Reuss Gives Tesla Props, Loves His Old ’Vette
GM’s Mark Reuss praises Tesla as a worthy competitor in the EV sector and talks at length about his beloved ’54 Corvette, which required more than a little elbow grease on his part.
August 15, 2014
ROYAL OAK, MI – Mark Reuss, executive vice president-global product development, purchasing and supply chain at General Motors, spoke this week at the Woodward Dream Cruise Business Breakfast hosted by WWJ AM 950 and John McElroy, producer of “Autoline” and a WardsAuto columnist.
The free-flowing conversation was steered by questions from WWJ listeners in the audience under a tent alongside Woodward Avenue, which tomorrow will host the world’s largest 1-day car event, for more than 1 million people. It’s the 20th year for the Dream Cruise.
Asked if Tesla will remain a high-end niche player for electric vehicles or if GM considers the California automaker a serious competitor in the future, Reuss tips his hat to Tesla.

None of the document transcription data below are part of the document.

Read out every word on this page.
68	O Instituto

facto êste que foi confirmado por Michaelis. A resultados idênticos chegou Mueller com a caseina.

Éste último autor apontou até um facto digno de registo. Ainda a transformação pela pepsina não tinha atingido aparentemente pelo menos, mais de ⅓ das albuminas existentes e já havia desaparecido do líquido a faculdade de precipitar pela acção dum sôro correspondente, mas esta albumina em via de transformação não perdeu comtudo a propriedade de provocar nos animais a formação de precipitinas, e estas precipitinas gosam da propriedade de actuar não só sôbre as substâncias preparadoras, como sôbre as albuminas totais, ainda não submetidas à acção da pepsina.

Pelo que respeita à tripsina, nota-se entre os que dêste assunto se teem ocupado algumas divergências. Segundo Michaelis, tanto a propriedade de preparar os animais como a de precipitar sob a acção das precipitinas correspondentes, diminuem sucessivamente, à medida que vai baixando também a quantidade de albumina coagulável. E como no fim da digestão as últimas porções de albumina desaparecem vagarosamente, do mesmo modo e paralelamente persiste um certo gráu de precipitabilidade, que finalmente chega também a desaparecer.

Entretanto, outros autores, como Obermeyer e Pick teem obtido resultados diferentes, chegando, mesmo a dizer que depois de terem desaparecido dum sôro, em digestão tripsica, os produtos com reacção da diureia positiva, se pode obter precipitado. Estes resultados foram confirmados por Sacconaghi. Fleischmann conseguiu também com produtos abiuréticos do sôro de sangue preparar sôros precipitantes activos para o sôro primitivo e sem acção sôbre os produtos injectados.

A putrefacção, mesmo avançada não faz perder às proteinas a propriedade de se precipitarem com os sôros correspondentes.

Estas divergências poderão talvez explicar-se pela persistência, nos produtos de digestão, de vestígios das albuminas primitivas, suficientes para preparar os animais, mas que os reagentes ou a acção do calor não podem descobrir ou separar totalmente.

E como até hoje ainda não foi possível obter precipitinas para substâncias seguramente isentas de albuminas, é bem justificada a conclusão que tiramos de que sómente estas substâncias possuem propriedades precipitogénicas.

“Absolutely we view them as completely a serious competitor in every way,” he says, adding Tesla’s EVs have done well in benchmarking by GM engineers. “Some of our engineers went to Tesla, and some have come back. We have a good relationship technically with them as well.”
He welcomes Tesla’s foray into less-expensive mass-market vehicles. “I believe they will be good at it,” Reuss says. “I think America needs that company. I think America needs people like (Tesla founder) Elon Musk doing that. I totally respect what they do and how they’re doing it.”
As the conversation turned to classic cars, Reuss talked about his ’54 Chevrolet Corvette and the work necessary to make it road-worthy as a gift to himself for his 50th birthday. He drove the car to the event here.
I never really could afford an early ’Vette because they only made about 3,600 of them. They didn’t make many black ones. They don’t really know how many they made, but it’s under 10.
The car I bought there I found on the Internet in St. Louis in what was called the St. Louis Car Museum. The car hadn’t run in a little while. It sat for many years, and I don’t pretend to know how to do fiberglass layups that were hand-done in ’54. But I kind of do mechanical stuff.
It’s not a fast car, but it’s a pretty car. When we got it here, one of the cam lobes had worn off, so it wasn’t opening the valves all the way. The carburetors were interesting, and it was a 6V system that had been converted to a 12V starter.
The electrical piece of it was not good, either. None of the dash lights worked. The Powerglide (transmission) is an old cast-iron Powerglide so there’s lots of things, mechanical linkages that I had to replace.
Uh Oh, Why Isn't It Stopping?
I lost the brakes on it one day, out here (on Woodward). It was not fun. By the way, BP does have a curb stop (lots of crowd laughter). I’m like, ‘I’m not stopping.’
Those are the things you get with an old car like that, and you’ve got to bleed the brakes and put in the right amount of fluid.
I just finished the interior about three weeks ago. I put in new seats, new carpet and all that. I love doing that stuff.
Someone asked me, ‘Did you drive the car, did you have to trailer it?’ I drive that car. I drive all my cars. I will drive that up to Flint and do all that too, for Back to the Bricks (a Buick-sponsored classic-car event Aug. 12-16 in Flint, MI).
I love the car, the way it makes me feel. I’m not a big hot rodder. It’s really hard for me intellectually to take a car that I know was put into production and do something like that to it, because I know what it took to get there. It’s hard. This is a hard business.
So that car – I know what happened in the company when it was being done. This is the first American sports car. It started it all. Ed Cole (former chief engineer and later GM president) and those guys put that car together and got it into production – all that history. I get to touch it. And I get to ride in it, and I get to drive it because I couldn’t experience it.
So for me, it’s pretty amazing when I go out to the garage.